Before we were married, my wife, Marcia, and I would send notes to each other through our college mail-delivery system. The notes were probably similar to most letters exchanged between two dewy-eyed people in a blossoming relationship, but ours had a twist: We wrote them on whatever unconventional material we could find lying around. Coffee filters, old folders, cardboard cut from a pizza box — we discovered that the nice folks in the mailroom would deliver just about anything if we used the correct name and box number. So it became a little game. One day, I wrote a letter on the bottom of a Frisbee, spiraling my romantic ramblings in black marker from the outer rim toward the middle. I remember hoping Marcia would be delighted at the note, that she would sigh, hug the disc tightly and vow to never — if you'll pardon the pun — throw it away.
We continued the writing game after we graduated, exploiting the patience of postal workers in the United States and then in China, where we both taught English for a year. When we married, the letters fizzled. The relationship had been secured, and the fun little things that we did earlier seemed impractical and somewhat unnecessary. From a guy's perspective — or at least from this guy's perspective — the reasoning might sound like this: I already won the girl. Why keep up the chase?
An unending mission
Six years into our marriage, Marcia gave me a gift that helped me recognize the importance of those little things we once did. The gift was a hardbound journal decorated with colorful photos of telephone booths from around the world. On the first page, Marcia had written me a letter, explaining how she missed the days when we connected more, when we shared our thoughts, our hopes and dreams, and all the mundane details of our day. She thought this notebook — with its quirky communication imagery — could help us connect more.
Regrettably, the letter writing never really took off again, probably because it was just easier to start talking more in the evenings. Still, that notebook was a wake-up call for me, a reminder that my wife had fallen in love with a certain person who acted a certain way and that I hadn't been acting that way much anymore. And it wasn't just that I'd stopped initiating meaningful communication. Other behaviors had also been left on the wayside as we started the career-and-kid phase of our lives. Small things, perhaps — little gifts, acts of service, kind deeds — but important stuff nonetheless. Things that told my wife I loved her, she was on my mind and I wanted to do something to show it. I realized that the pursuit of one's spouse is a mission without end — necessary both in securing the relationship and in the ongoing maintenance of it.
My wife walked into the kitchen recently on a sunny Saturday when the counters were wiped clean and the sink wasn't filled with dishes. She poked her head out into the garage, where I was tinkering. "I just love walking into a clean kitchen," she said. "It's like I can breathe again."
Like I can breathe again. Wow! A clean kitchen did that? Surely I can contribute something to that effort. Doesn't every husband want a wife who can breathe?

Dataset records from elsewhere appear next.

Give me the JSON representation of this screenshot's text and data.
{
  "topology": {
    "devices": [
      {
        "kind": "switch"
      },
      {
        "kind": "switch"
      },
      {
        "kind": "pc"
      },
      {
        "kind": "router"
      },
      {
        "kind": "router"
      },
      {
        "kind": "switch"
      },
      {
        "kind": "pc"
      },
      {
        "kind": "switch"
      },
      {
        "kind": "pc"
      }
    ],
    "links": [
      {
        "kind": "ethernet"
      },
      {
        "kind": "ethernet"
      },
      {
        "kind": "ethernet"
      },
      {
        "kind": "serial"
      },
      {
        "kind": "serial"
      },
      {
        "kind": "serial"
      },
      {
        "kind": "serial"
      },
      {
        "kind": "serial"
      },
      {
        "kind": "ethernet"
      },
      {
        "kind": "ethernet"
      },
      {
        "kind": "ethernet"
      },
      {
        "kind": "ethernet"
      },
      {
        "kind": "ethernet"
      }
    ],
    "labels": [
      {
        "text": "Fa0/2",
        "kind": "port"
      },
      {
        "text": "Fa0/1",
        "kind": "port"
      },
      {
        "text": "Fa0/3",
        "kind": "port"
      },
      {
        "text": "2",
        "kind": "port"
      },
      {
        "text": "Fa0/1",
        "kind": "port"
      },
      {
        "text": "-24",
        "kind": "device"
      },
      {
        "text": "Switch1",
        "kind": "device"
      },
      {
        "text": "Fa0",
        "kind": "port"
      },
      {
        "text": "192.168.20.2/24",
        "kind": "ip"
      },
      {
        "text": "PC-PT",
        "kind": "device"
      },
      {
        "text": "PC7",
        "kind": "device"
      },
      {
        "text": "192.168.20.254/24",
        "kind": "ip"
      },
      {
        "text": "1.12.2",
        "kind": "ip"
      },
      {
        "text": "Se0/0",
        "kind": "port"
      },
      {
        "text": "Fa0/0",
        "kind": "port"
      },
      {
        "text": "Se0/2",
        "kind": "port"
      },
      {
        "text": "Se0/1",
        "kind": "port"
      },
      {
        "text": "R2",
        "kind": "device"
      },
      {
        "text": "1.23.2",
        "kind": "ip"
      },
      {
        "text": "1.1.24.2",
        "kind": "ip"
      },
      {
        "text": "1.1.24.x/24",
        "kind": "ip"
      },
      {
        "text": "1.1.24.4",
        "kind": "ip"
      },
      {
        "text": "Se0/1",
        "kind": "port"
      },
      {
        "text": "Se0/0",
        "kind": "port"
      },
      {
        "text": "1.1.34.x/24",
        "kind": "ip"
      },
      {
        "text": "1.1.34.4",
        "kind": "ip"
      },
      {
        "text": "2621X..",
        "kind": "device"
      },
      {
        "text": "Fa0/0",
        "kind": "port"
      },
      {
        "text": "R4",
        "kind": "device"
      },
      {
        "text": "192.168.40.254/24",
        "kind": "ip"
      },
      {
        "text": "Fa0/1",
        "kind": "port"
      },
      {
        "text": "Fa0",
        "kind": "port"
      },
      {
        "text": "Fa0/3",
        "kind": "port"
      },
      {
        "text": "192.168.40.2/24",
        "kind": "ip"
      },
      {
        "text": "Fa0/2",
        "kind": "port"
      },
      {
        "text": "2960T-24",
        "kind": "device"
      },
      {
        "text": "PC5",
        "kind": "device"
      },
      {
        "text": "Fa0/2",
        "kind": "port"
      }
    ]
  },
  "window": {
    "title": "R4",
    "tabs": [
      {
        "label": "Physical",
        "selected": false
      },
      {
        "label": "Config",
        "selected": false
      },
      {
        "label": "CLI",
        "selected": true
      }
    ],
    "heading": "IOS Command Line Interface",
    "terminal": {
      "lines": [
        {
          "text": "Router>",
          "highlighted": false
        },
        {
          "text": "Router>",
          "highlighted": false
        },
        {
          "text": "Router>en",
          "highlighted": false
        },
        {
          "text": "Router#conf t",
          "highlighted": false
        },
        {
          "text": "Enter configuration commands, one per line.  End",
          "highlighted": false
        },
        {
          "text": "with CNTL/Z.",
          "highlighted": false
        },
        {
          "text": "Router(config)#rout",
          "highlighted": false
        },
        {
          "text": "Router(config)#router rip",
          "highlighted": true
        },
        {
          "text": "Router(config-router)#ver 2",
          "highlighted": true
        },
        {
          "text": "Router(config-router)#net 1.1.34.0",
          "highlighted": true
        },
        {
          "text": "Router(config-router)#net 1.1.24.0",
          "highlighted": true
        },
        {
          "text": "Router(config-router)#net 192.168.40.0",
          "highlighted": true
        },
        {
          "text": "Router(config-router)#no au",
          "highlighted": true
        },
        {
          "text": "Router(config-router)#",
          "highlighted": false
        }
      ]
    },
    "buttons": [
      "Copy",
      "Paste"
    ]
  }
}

The pursuit of one's spouse — the regular, ongoing nourishment of the relationship — can take so many forms as you walk through life together. Notes, flowers and chocolates are still nice, of course, but the journey offers countless other moments to cultivate the relationship. Every day presents opportunities to pursue your spouse, to bless her and to make her life easier in some way. Every day offers small pockets of time when you can connect, learn and say, "I care about you" in word and action. Every day is an empty page — a little note waiting to be written. TF
Vance Fry is senior associate editor of Thriving Family.
Everyday Ideas for Cultivating Your Marriage
Bring home something special for your spouse. A rare favorite snack, flowers, a book or magazine on a topic your spouse enjoys. Leave it on his or her nightstand without saying, "I brought you something."
Every marriage settles into a pattern of each person having certain jobs around the house. Pick one of your spouse's tasks and quietly do it.
Buy a gift card from your spouse's favorite shop or restaurant, and secretly place it in his or her wallet or purse.
Buy tickets for an event that you know your spouse will enjoy a lot more than you will. As the date approaches, avoid grumbling about attending.
Routinely give your spouse time for his or her other friendships to thrive.
Talk about what happened at work or whatever you were doing when apart from each other. Even the mundane details of life build a connection to your spouse.
Sit close to your spouse. Hold hands when walking together.
You can likely identify one or two things that your spouse has been stressed about lately. Quietly do something to help the situation improve.
When speaking with friends, brag a little about your spouse. Do this when you're with your spouse and when you're not
.Does your spouse have a hobby often used as a "retreat" from family life? Learn a little something about that interest and use it as a means to connect or as a topic of conversation.
Rent a DVD that you know is more your spouse's kind of movie than yours. Make a favorite snack and watch the film together.
Do something — or make something — nice for your spouse's parents or relatives.
You know that one little thing your spouse wants you to do and you've "been meaning to get around to"? Do it today.
While you're out running errands, offer to run an errand for your spouse. If he or she doesn't need anything, bring back a latte.
Notice one small thing that your spouse does well. Compliment him or her on it.
When you're out with friends, flirt a bit with your spouse and show affection.